Holding a training course on-site at a customer’s facility allows for exclusive training of company employees, and eliminates travel expenses and time out of the office. The courses are readily adaptable to meet specific client requirements.

The new courses include:

• Introduction to CE Marking: This course is designed to provide a top level overview of the guidelines of the European Medical Device Directives MDD 93/42/EEC and comprehensive information on the MDD 2007/47 changes.
• Medical Devices CE Marking: This course discusses the EU classification of medical devices, the European CE Marking approach, the quality assurance requirements for medical devices sold in Europe, and changes coming to MDD. The course will enable you to recognize the role of standards, essential requirements, and labeling, and the value of post-market surveillance and vigilance.
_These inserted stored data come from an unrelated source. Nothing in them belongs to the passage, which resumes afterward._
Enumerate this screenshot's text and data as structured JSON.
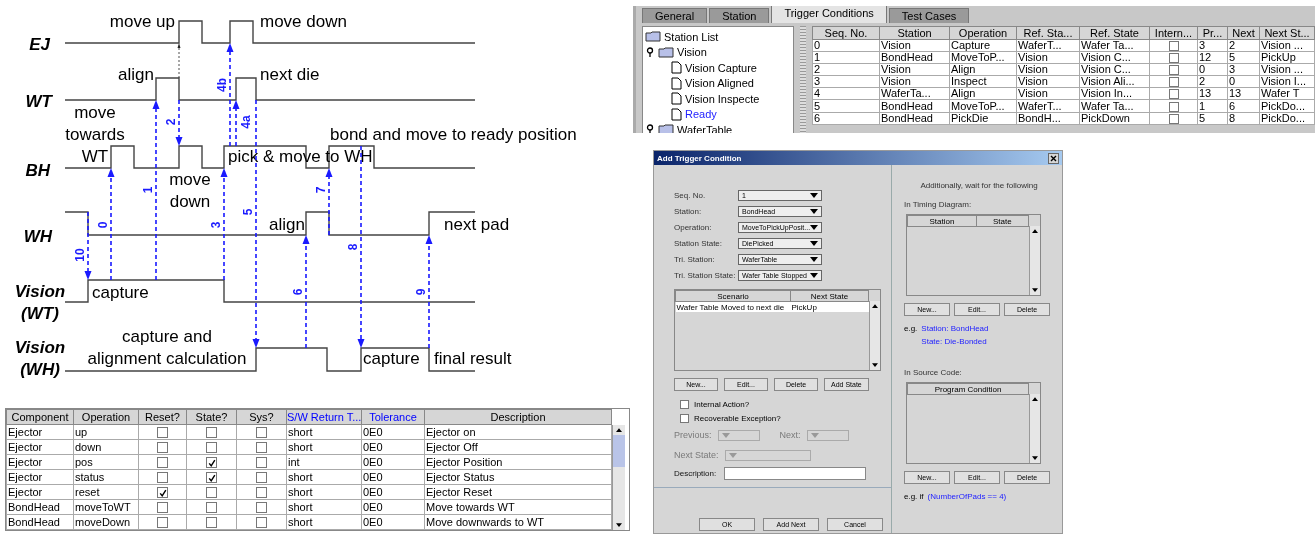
{
  "diagram": {
    "signals": [
      {
        "lines": [
          "EJ"
        ]
      },
      {
        "lines": [
          "WT"
        ]
      },
      {
        "lines": [
          "BH"
        ]
      },
      {
        "lines": [
          "WH"
        ]
      },
      {
        "lines": [
          "Vision",
          "(WT)"
        ]
      },
      {
        "lines": [
          "Vision",
          "(WH)"
        ]
      }
    ],
    "labels": [
      {
        "lines": [
          "move up"
        ]
      },
      {
        "lines": [
          "move down"
        ]
      },
      {
        "lines": [
          "align"
        ]
      },
      {
        "lines": [
          "next die"
        ]
      },
      {
        "lines": [
          "move",
          "towards",
          "WT"
        ]
      },
      {
        "lines": [
          "bond and move to ready position"
        ]
      },
      {
        "lines": [
          "pick & move to WH"
        ]
      },
      {
        "lines": [
          "move",
          "down"
        ]
      },
      {
        "lines": [
          "align"
        ]
      },
      {
        "lines": [
          "next pad"
        ]
      },
      {
        "lines": [
          "capture"
        ]
      },
      {
        "lines": [
          "capture and",
          "alignment calculation"
        ]
      },
      {
        "lines": [
          "capture"
        ]
      },
      {
        "lines": [
          "final result"
        ]
      }
    ],
    "arrows": [
      {
        "label": "10"
      },
      {
        "label": "0"
      },
      {
        "label": "1"
      },
      {
        "label": "2"
      },
      {
        "label": "3"
      },
      {
        "label": "4b"
      },
      {
        "label": "4a"
      },
      {
        "label": "5"
      },
      {
        "label": "6"
      },
      {
        "label": "7"
      },
      {
        "label": "8"
      },
      {
        "label": "9"
      }
    ]
  },
  "operations_table": {
    "columns": [
      {
        "label": "Component"
      },
      {
        "label": "Operation"
      },
      {
        "label": "Reset?"
      },
      {
        "label": "State?"
      },
      {
        "label": "Sys?"
      },
      {
        "label": "S/W Return T...",
        "color": "#0000ff"
      },
      {
        "label": "Tolerance",
        "color": "#0000ff"
      },
      {
        "label": "Description"
      }
    ],
    "rows": [
      {
        "component": "Ejector",
        "operation": "up",
        "reset": false,
        "state": false,
        "sys": false,
        "return_type": "short",
        "tolerance": "0E0",
        "description": "Ejector on"
      },
      {
        "component": "Ejector",
        "operation": "down",
        "reset": false,
        "state": false,
        "sys": false,
        "return_type": "short",
        "tolerance": "0E0",
        "description": "Ejector Off"
      },
      {
        "component": "Ejector",
        "operation": "pos",
        "reset": false,
        "state": true,
        "sys": false,
        "return_type": "int",
        "tolerance": "0E0",
        "description": "Ejector Position"
      },
      {
        "component": "Ejector",
        "operation": "status",
        "reset": false,
        "state": true,
        "sys": false,
        "return_type": "short",
        "tolerance": "0E0",
        "description": "Ejector Status"
      },
      {
        "component": "Ejector",
        "operation": "reset",
        "reset": true,
        "state": false,
        "sys": false,
        "return_type": "short",
        "tolerance": "0E0",
        "description": "Ejector Reset"
      },
      {
        "component": "BondHead",
        "operation": "moveToWT",
        "reset": false,
        "state": false,
        "sys": false,
        "return_type": "short",
        "tolerance": "0E0",
        "description": "Move towards WT"
      },
      {
        "component": "BondHead",
        "operation": "moveDown",
        "reset": false,
        "state": false,
        "sys": false,
        "return_type": "short",
        "tolerance": "0E0",
        "description": "Move downwards to WT"
      }
    ]
  },
  "editor": {
    "tabs": [
      {
        "label": "General",
        "selected": false
      },
      {
        "label": "Station",
        "selected": false
      },
      {
        "label": "Trigger Conditions",
        "selected": true
      },
      {
        "label": "Test Cases",
        "selected": false
      }
    ],
    "tree": [
      {
        "label": "Station List",
        "kind": "list",
        "selected": false
      },
      {
        "label": "Vision",
        "kind": "group",
        "selected": false,
        "children": [
          {
            "label": "Vision Capture",
            "kind": "leaf",
            "selected": false
          },
          {
            "label": "Vision Aligned",
            "kind": "leaf",
            "selected": false
          },
          {
            "label": "Vision Inspecte",
            "kind": "leaf",
            "selected": false
          },
          {
            "label": "Ready",
            "kind": "leaf",
            "selected": true
          }
        ]
      },
      {
        "label": "WaferTable",
        "kind": "group",
        "selected": false
      }
    ],
    "table": {
      "columns": [
        "Seq. No.",
        "Station",
        "Operation",
        "Ref. Sta...",
        "Ref. State",
        "Intern...",
        "Pr...",
        "Next",
        "Next St..."
      ],
      "rows": [
        {
          "cells": [
            "0",
            "Vision",
            "Capture",
            "WaferT...",
            "Wafer Ta...",
            "",
            "3",
            "2",
            "Vision ..."
          ],
          "internal": false
        },
        {
          "cells": [
            "1",
            "BondHead",
            "MoveToP...",
            "Vision",
            "Vision C...",
            "",
            "12",
            "5",
            "PickUp"
          ],
          "internal": false
        },
        {
          "cells": [
            "2",
            "Vision",
            "Align",
            "Vision",
            "Vision C...",
            "",
            "0",
            "3",
            "Vision ..."
          ],
          "internal": false
        },
        {
          "cells": [
            "3",
            "Vision",
            "Inspect",
            "Vision",
            "Vision Ali...",
            "",
            "2",
            "0",
            "Vision I..."
          ],
          "internal": false
        },
        {
          "cells": [
            "4",
            "WaferTa...",
            "Align",
            "Vision",
            "Vision In...",
            "",
            "13",
            "13",
            "Wafer T"
          ],
          "internal": false
        },
        {
          "cells": [
            "5",
            "BondHead",
            "MoveToP...",
            "WaferT...",
            "Wafer Ta...",
            "",
            "1",
            "6",
            "PickDo..."
          ],
          "internal": false
        },
        {
          "cells": [
            "6",
            "BondHead",
            "PickDie",
            "BondH...",
            "PickDown",
            "",
            "5",
            "8",
            "PickDo..."
          ],
          "internal": false
        }
      ]
    }
  },
  "dialog": {
    "title": "Add Trigger Condition",
    "form": [
      {
        "label": "Seq. No.",
        "value": "1"
      },
      {
        "label": "Station:",
        "value": "BondHead"
      },
      {
        "label": "Operation:",
        "value": "MoveToPickUpPosit..."
      },
      {
        "label": "Station State:",
        "value": "DiePicked"
      },
      {
        "label": "Tri. Station:",
        "value": "WaferTable"
      },
      {
        "label": "Tri. Station State:",
        "value": "Wafer Table Stopped"
      }
    ],
    "scenario_table": {
      "columns": [
        "Scenario",
        "Next State"
      ],
      "rows": [
        [
          "Wafer Table Moved to next die",
          "PickUp"
        ]
      ]
    },
    "scenario_buttons": [
      "New...",
      "Edit...",
      "Delete",
      "Add State"
    ],
    "options": [
      {
        "label": "Internal Action?",
        "checked": false
      },
      {
        "label": "Recoverable Exception?",
        "checked": false
      }
    ],
    "transition_fields": [
      {
        "label": "Previous:",
        "disabled": true
      },
      {
        "label": "Next:",
        "disabled": true
      },
      {
        "label": "Next State:",
        "disabled": true
      }
    ],
    "description_label": "Description:",
    "footer_buttons": [
      "OK",
      "Add Next",
      "Cancel"
    ],
    "heading": "Additionally, wait for the following",
    "timing_label": "In Timing Diagram:",
    "timing_columns": [
      "Station",
      "State"
    ],
    "timing_buttons": [
      "New...",
      "Edit...",
      "Delete"
    ],
    "timing_example_prefix": "e.g.",
    "timing_example": [
      "Station: BondHead",
      "State: Die-Bonded"
    ],
    "source_label": "In Source Code:",
    "source_columns": [
      "Program Condition"
    ],
    "source_buttons": [
      "New...",
      "Edit...",
      "Delete"
    ],
    "source_example_prefix": "e.g. if",
    "source_example": "(NumberOfPads == 4)"
  }
}
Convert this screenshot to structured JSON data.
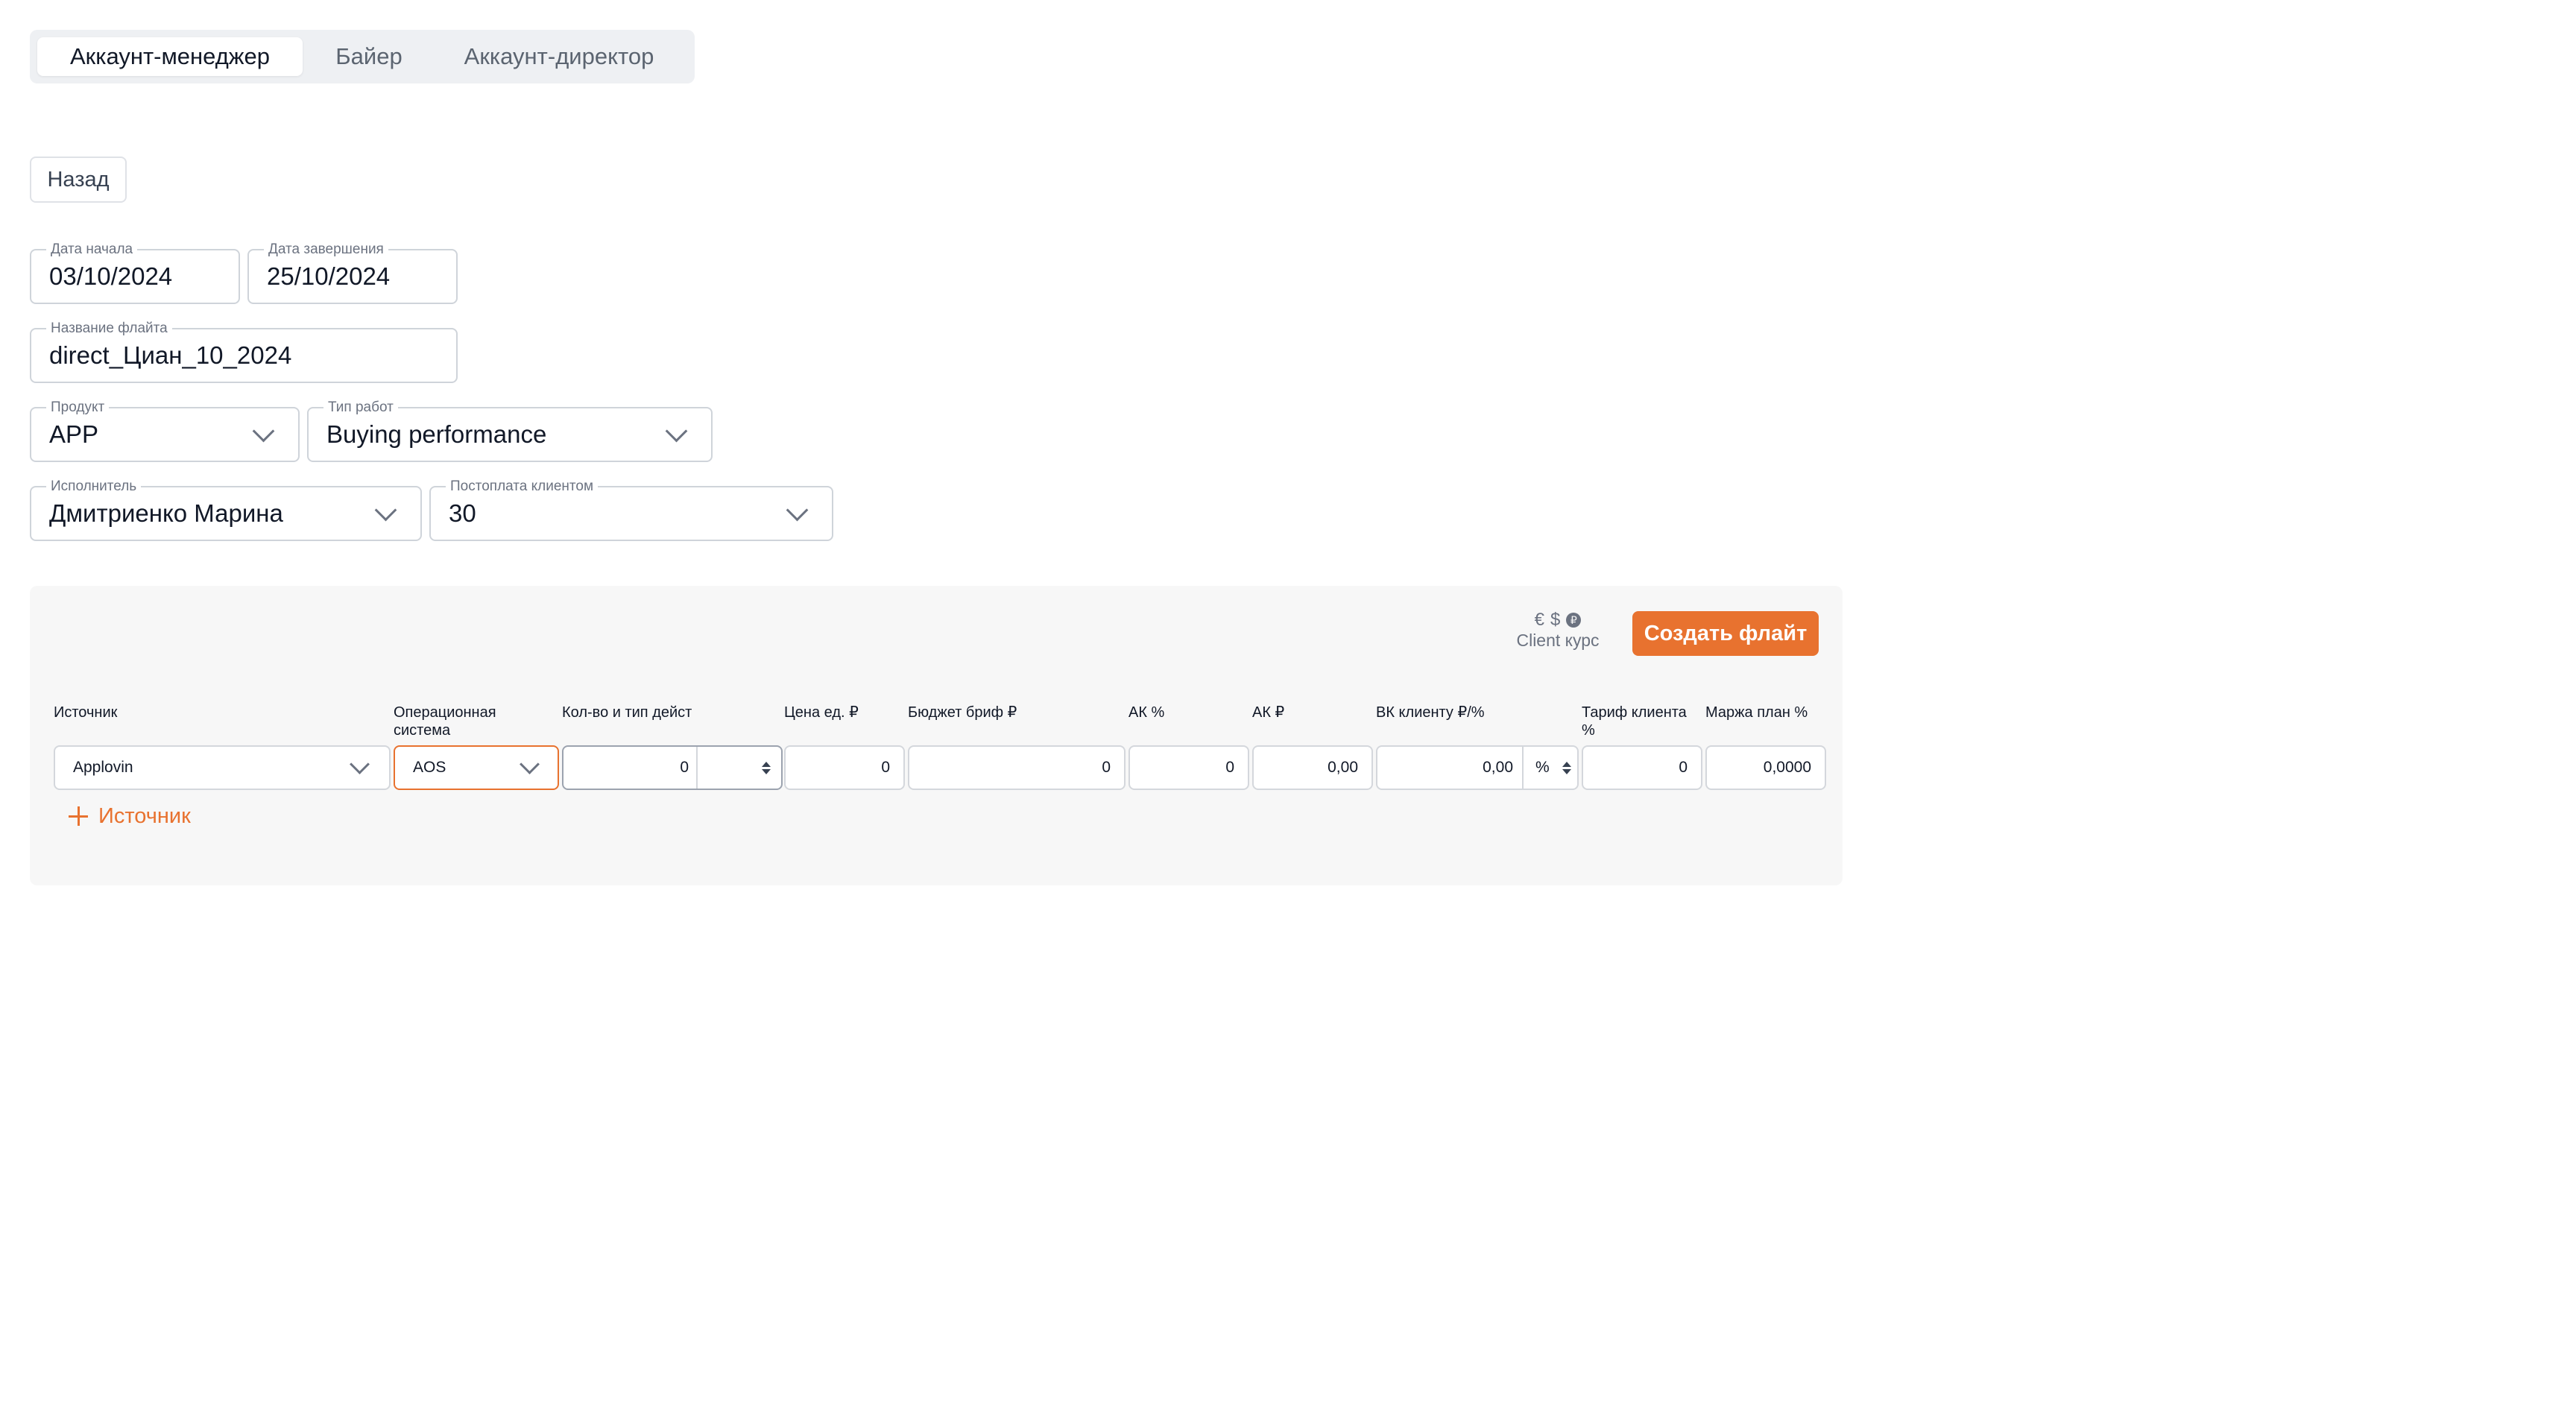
{
  "tabs": [
    "Аккаунт-менеджер",
    "Байер",
    "Аккаунт-директор"
  ],
  "back_label": "Назад",
  "form": {
    "start_date": {
      "label": "Дата начала",
      "value": "03/10/2024"
    },
    "end_date": {
      "label": "Дата завершения",
      "value": "25/10/2024"
    },
    "flight_name": {
      "label": "Название флайта",
      "value": "direct_Циан_10_2024"
    },
    "product": {
      "label": "Продукт",
      "value": "APP"
    },
    "work_type": {
      "label": "Тип работ",
      "value": "Buying performance"
    },
    "executor": {
      "label": "Исполнитель",
      "value": "Дмитриенко Марина"
    },
    "postpay": {
      "label": "Постоплата клиентом",
      "value": "30"
    }
  },
  "panel": {
    "currency_icons": [
      "€",
      "$",
      "₽"
    ],
    "currency_label": "Client курс",
    "create_label": "Создать флайт",
    "columns": [
      "Источник",
      "Операционная система",
      "Кол-во и тип дейст",
      "Цена ед. ₽",
      "Бюджет бриф ₽",
      "АК %",
      "АК ₽",
      "ВК клиенту ₽/%",
      "Тариф клиента %",
      "Маржа план %"
    ],
    "row": {
      "source": "Applovin",
      "os": "AOS",
      "qty": "0",
      "price": "0",
      "budget": "0",
      "ak_pct": "0",
      "ak_rub": "0,00",
      "vk": "0,00",
      "vk_unit": "%",
      "tariff": "0",
      "margin": "0,0000"
    },
    "add_source_label": "Источник"
  },
  "colors": {
    "accent": "#e8722f",
    "panel_bg": "#f7f7f7",
    "tabs_bg": "#eef0f3"
  }
}
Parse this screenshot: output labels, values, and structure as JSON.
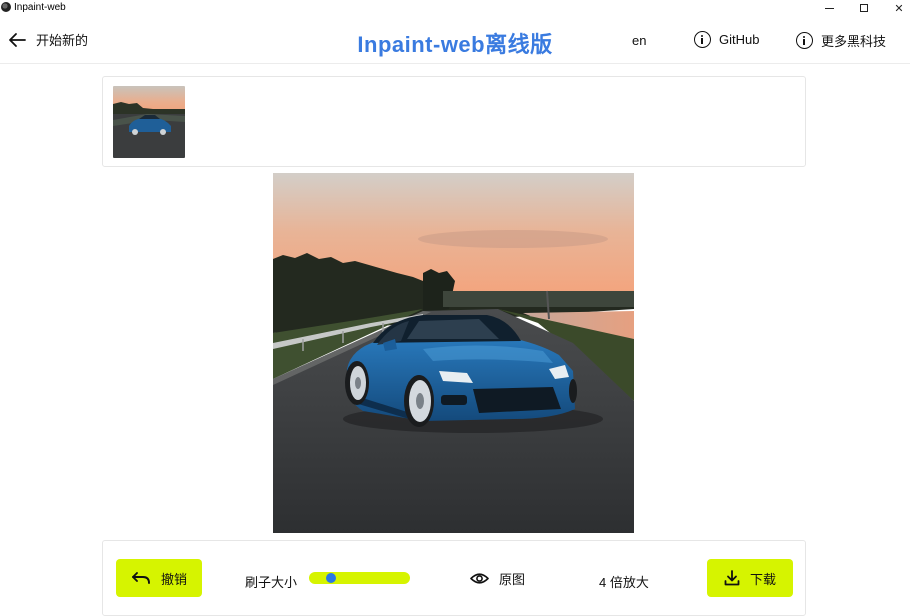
{
  "window": {
    "title": "Inpaint-web",
    "minimize_glyph": "",
    "close_glyph": "✕"
  },
  "header": {
    "back_label": "开始新的",
    "brand_title": "Inpaint-web离线版",
    "language": "en",
    "github_label": "GitHub",
    "more_label": "更多黑科技"
  },
  "toolbar": {
    "undo_label": "撤销",
    "brush_label": "刷子大小",
    "brush_size_fraction": 0.18,
    "original_label": "原图",
    "zoom_label": "4 倍放大",
    "download_label": "下载"
  },
  "colors": {
    "accent": "#d6f400",
    "brand": "#3a7be0",
    "slider_thumb": "#2a78e4"
  },
  "icons": {
    "back": "arrow-left-icon",
    "info": "info-circle-icon",
    "undo": "undo-arrow-icon",
    "eye": "eye-icon",
    "download": "download-icon"
  }
}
• Medical Devices Risk Management: ISO 14971: This course is designed to provide participants with an understanding of the impact that ISO 14971:2007 has on the decision making process at medical device manufacturing firms. This one day training course helps medical device professionals gain an understanding of how ISO 14971 can improve their business and risk management efforts. Participants will also understand how ISO 14971 applies to ISO 13485:2003.
• Process Validation for the Medical Device Industry: A one day course designed to help manufacturers gain awareness of quality requirements regarding validation and the nature of ‘special processes’. Learn the generally accepted principles of validation and introduce how-to-do methods of installation, operational and production qualification.
• Post-Market Surveillance and Vigilance: This one day post-market surveillance on the impacts of  clinical follow-up, complaint and vigilance handling for all aspects of the quality management system. Proactive and reactive sources of information are a regulatory requirement to be incorporated in your post-market surveillance procedures and are applicable to all products.
• Device-Drug Combinations: Practical Guidance on Borderline Issues and the Consultation Process: This one day course focuses on how to determine European legislation for borderline products and provides insight and guidance related to the distinction between medical device and medicinal products. It elaborates on the ancillary medicinal substance consultation process and highlights common problems encountered by manufacturers during this process. This course also examines devices incorporating derivatives of human blood or plasma
• Introduction to CE Marking for the In Vitro Diagnostics Directive: This one day course has been designed to introduce the In Vitro Diagnostics Directive (IVDD), the types of product covered by the Directive and the regulatory framework required for placing IVD products on the European market. On completion of training, participants will be able to apply knowledge of the directive to the development of IVD products as well as their on-going maintenance to achieve continued regulatory compliance throughout the lifecycle of the product
• Application of the In Vitro Diagnostics Directive: A three day course to explore the IVD Directive, gain a greater understanding of the requirements to enable IVD devices to be placed on the European market. Participants will be able to apply the requirements of the directive to create technical documentation to support the product throughout its lifecycle. Managers and quality/regulatory professionals responsible for all aspects of IVD CE marking as well as internal and external auditors will benefit from attending this course.